O substantivo humor começou por ser usado pelos proto-cientistas da Antiguidade e da Idade Média para designar os quatro fluidos que se acreditava influenciarem «o corpo e o temperamento». Eram eles a bílis ou cólera, o sangue, a fleuma e a melancolia. Actualmente, os cientistas sabem que há outros humores em circulação no corpo humano e conseguiram estabelecer a relação entre eles e o humor de que aqui se fala, e que justifica a transmutação do sentido original da palavra.
Porque está comprovado cientificamente que o sentido de humor tem numerosos benefícios para a saúde física e mental dos humanos: «Quando rimos, há uma reacção química no nosso cérebro que proporciona uma sensação de bem-estar, clareza de ideias e uma atenuação da dor», explicam os médicos. O humor também reduz o stress e provou-se que dez minutos de gargalhadas têm sobre o nosso corpo o efeito de cem voltas numa máquina de exercícios de ginásio.
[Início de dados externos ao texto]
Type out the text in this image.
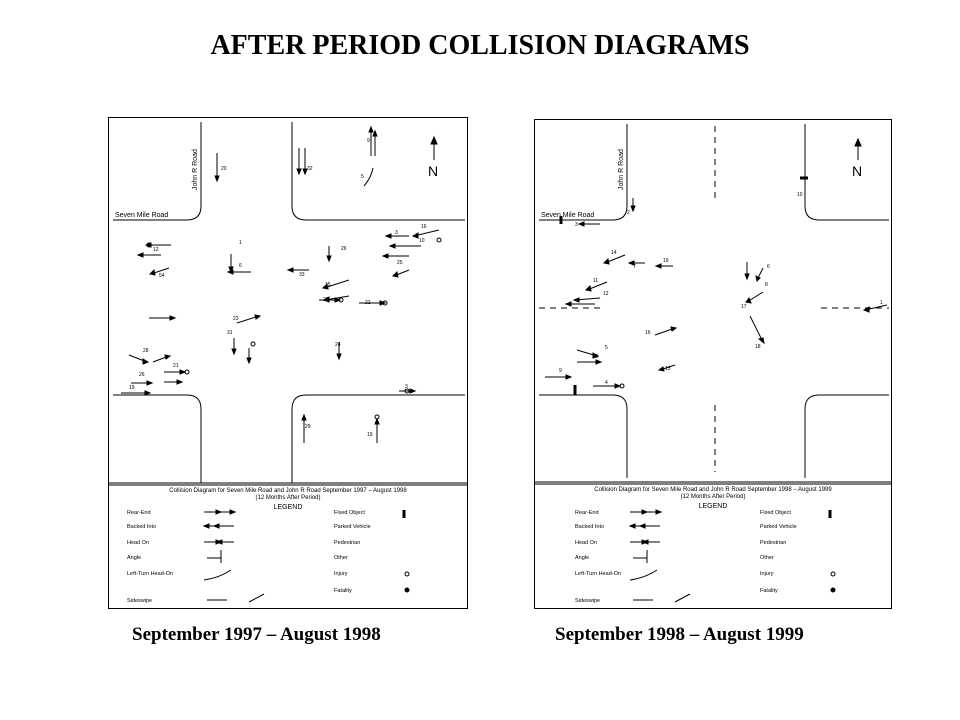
AFTER PERIOD COLLISION DIAGRAMS
N
Seven Mile Road
John R Road
9
5
20	32
16
3
10
12
1
6
33
26
25
15
22
23
54
21
31
28
26
24
22
19	3
29
19
Collision Diagram for Seven Mile Road and John R Road September 1997 – August 1998
(12 Months After Period)
LEGEND
Rear-End
Backed Into
Head On
Angle
Left-Turn Head-On
Sideswipe
Fixed Object
Parked Vehicle
Pedestrian
Other
Injury
Fatality
N
Seven Mile Road
John R Road
10
3
2
14
19
7	6
8
11
12
17
1
16
5
20
18
9	13
4
Collision Diagram for Seven Mile Road and John R Road September 1998 – August 1999
(12 Months After Period)
LEGEND
Rear-End
Backed Into
Head On
Angle
Left-Turn Head-On
Sideswipe
Fixed Object
Parked Vehicle
Pedestrian
Other
Injury
Fatality
September 1997 – August 1998	September 1998 – August 1999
Os cientistas afirmam ainda que algumas células do sistema imunitário são activadas com o riso, que também ajuda à sua reprodução mais rápida .
Não é, certamente, por acaso que, nos dicionários, o conceito científico de humor surge em primeiro lugar, como sinónimo de «qualquer fluido contido num corpo organizado» ou «nome vulgar dos abcessos frios», como informa o Dicionário de Morais. Só em segunda acepção aparece associado à «disposição de espírito, estado de alma» ou à «graça». E do mesmo modo humorista começa por ser o «médico que atribui aos humores os principais fenómenos da vida», e só depois é a «pessoa que, falando ou escrevendo, cultiva o género humorístico», o qual, por sua vez, é aquele «em que entra o humor, o espírito, a graça».
Procurando fora de portas, é talvez entre os anglófonos que se descobrem as melhores tentativas de definição dos humores não fisiológicos – o que não é de espantar, se tivermos em conta o estatuto de distinção de que goza o humor britânico. De acordo com o Macmillan Dictionary, humor é «a qualidade de alguma coisa que a torna divertida ou engraçada, comicidade, capacidade de perceber, apreciar ou exprimir aquilo que é divertido ou tem graça», bem como todo o «discurso, texto ou acção divertida e com graça».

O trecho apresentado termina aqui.